L’idea che ci viene è di piastrellarlo da soli; per trovare il materiale non ci sono problemi. Fabbriche di piastrelle o negozi di piastrelle o arredo bagno a Torino ce ne sono a volontà e in uno di questi luoghi possiamo sicuramente trovare tra la moltitudine di piastrelle il tipo che cerchiamo. Le piastrelle sono il tipo di arredamento migliore per arredare questo locale.

Contrariamente a ciò che si crede, non è poi una impresa impossibile piastrellare un bagno. Ci sono ovviamente certi criteri da aver presenti quando ci si accinge in questo lavoro. Abbiamo però bisogno di un’attenta pianificazione di una buona preparazione in modo tale da realizzare un lavoro se non professionale sicuramente gratificante. La pianificazione e la preparazione sono fondamentali non solo per una buona riuscita del lavoro, ma anche per massimizzare il risparmio e quindi minimizzare i costi.

Il primo e fondamentale di questi è stabilire quante piastrelle abbiamo bisogno. Per determinare questa quantità dobbiamo prendere delle misure della stanza e acquistare indicativamente il 15% in più delle piastrelle che crediamo ci possano occorrere.
Il passo successivo sarebbe quello di togliere le vecchie piastrelle se ancora ci sono e poi passare dell’intonaco in quest’area. In seguito a ciò si applica la colla per le piastrelle (dopo che l’intonaco è asciutto). La colla è disponibile nei negozi specializzati e la si userà aggiungendo acqua al composto acquistato. A questo punto si prende ogni piastrella e gli si applica questo composto nella parte posteriore.

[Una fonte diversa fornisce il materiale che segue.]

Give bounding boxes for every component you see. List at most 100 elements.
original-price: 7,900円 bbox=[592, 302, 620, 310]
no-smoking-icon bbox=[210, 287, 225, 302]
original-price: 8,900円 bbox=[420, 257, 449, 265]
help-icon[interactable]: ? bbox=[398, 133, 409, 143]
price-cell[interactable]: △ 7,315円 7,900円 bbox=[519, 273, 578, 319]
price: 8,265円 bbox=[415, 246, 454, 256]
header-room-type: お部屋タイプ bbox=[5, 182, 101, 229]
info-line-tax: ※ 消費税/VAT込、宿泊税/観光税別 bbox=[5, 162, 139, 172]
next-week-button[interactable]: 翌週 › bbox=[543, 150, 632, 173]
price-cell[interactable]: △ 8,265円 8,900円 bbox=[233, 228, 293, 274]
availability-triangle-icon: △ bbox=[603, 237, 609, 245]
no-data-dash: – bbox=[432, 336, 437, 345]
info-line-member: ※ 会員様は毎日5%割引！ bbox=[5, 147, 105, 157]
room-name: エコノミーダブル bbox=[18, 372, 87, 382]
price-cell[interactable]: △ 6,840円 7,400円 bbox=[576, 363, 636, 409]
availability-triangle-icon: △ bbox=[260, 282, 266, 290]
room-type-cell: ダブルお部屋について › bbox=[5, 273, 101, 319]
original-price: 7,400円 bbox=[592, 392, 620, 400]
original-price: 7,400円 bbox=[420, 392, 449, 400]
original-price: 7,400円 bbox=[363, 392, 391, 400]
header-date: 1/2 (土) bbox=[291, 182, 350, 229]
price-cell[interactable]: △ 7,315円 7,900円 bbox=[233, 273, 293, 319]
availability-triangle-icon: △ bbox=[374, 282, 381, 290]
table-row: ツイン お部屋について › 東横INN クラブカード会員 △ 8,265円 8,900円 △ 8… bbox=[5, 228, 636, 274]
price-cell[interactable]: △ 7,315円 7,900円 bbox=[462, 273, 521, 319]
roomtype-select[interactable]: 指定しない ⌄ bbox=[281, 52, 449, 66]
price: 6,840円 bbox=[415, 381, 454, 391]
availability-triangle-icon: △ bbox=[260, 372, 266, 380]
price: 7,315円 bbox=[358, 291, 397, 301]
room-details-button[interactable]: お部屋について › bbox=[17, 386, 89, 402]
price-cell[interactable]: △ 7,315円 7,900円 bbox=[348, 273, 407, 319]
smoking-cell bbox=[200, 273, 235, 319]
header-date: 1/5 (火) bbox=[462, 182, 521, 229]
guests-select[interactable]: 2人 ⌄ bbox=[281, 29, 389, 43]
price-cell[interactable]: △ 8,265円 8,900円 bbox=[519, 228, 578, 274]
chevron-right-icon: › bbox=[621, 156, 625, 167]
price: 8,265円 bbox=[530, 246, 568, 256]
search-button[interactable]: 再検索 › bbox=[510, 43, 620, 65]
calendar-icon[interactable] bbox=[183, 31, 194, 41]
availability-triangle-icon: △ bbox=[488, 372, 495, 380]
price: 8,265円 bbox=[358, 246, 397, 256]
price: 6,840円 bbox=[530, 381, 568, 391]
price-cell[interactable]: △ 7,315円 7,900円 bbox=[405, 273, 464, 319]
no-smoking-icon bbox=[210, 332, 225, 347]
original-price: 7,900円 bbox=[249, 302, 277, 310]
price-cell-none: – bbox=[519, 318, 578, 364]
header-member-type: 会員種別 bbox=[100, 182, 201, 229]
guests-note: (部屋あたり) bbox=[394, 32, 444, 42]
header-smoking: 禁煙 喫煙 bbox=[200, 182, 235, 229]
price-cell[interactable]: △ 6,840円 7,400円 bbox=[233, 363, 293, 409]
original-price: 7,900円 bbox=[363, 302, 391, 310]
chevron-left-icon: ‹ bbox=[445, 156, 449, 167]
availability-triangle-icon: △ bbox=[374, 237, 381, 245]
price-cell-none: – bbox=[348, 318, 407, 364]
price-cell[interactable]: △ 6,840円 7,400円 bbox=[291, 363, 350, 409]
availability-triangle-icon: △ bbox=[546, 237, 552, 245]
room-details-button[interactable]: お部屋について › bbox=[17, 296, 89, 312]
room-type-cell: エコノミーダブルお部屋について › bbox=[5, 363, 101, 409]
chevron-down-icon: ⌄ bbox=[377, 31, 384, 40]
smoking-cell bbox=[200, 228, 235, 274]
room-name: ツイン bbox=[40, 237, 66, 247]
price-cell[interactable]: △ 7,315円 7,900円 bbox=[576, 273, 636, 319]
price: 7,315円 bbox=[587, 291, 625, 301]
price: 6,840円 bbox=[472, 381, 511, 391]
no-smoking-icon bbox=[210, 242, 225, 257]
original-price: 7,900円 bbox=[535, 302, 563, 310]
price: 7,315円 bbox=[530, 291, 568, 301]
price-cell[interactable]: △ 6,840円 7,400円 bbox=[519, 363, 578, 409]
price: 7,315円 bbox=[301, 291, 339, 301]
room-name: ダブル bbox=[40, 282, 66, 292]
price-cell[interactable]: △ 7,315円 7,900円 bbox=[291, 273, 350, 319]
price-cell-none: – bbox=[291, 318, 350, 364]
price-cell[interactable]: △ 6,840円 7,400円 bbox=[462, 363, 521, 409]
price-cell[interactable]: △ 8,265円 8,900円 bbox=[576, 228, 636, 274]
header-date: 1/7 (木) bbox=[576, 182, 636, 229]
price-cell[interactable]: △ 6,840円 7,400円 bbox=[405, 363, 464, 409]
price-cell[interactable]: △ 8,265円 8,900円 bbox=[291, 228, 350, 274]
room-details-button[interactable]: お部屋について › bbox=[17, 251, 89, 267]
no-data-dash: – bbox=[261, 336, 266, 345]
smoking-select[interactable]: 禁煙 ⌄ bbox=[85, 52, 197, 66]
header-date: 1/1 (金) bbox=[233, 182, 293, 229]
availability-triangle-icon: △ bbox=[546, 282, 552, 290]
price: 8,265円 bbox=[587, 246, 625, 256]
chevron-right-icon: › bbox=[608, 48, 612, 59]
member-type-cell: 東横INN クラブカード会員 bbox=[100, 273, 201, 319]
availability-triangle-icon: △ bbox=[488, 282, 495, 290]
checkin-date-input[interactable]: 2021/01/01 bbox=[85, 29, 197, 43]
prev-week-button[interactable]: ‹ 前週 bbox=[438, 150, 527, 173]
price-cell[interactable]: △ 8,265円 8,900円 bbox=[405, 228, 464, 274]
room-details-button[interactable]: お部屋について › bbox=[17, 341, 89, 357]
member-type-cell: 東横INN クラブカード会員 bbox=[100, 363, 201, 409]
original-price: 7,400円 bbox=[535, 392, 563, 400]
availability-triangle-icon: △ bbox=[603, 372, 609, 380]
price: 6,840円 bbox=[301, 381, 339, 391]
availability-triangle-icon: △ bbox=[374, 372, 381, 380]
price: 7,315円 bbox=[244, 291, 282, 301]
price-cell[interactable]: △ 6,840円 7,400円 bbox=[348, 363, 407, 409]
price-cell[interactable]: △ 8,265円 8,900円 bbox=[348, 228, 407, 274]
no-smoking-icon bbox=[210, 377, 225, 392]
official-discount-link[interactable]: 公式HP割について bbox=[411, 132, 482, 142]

Per la posa sul muro è necessario iniziare nella parte più centrale in basso e si inizia ad attaccare le mattonelle iniziando sempre da destra per poi andare a sinistra o viceversa. Seguire questa procedura ha una certa importanza, in questo modo si può vedere quando è necessario tagliare una piastrella. Oltre a questo bisogna sempre seguire la procedura di partire dal basso, sino a fine parete.

Per tagliare le piastrelle esistono certi semplici macchinari disponibili nei negozi di settore. Infine l’ultima parte del lavoro è quella di applicare dello stucco nelle fessure tra una piastrella e l’altra. In alcuni casi saremo costretti a dover tagliare le piastrelle per adattare la loro forma a tubi o ostacoli vari che possiamo incontrare durante la posa. Al termine di tutto sarà quasi sempre necessario dare una pulita generale al nostro bagno.

Per quanto riguarda il materiale da utilizzare, qui dipende principalmente dei nostri gusti personali in quanto materiali diversi determineranno un’estetica diversa. Possono esserci materiali più resistenti di altri, come ad esempio il gres porcellanato, ma in linea di massima tutti i materiali sono pensati per essere impermeabili e resistenti vista la natura stessa della piastrella. Nel bagno in particolare le piastrelle tendono ad essere continuamente bagnate e in quei casi è importante non lasciare l’accumulo d’acqua per lunghi periodi perché può favorire notevolmente l’accumulo di muffe soprattutto tra le fughe delle mattonelle. Se non siamo in grado di piastrellar il nostro bagno da soli, la soluzione migliore è naturalmente affidarsi a un professionista del settore affidabile e competente.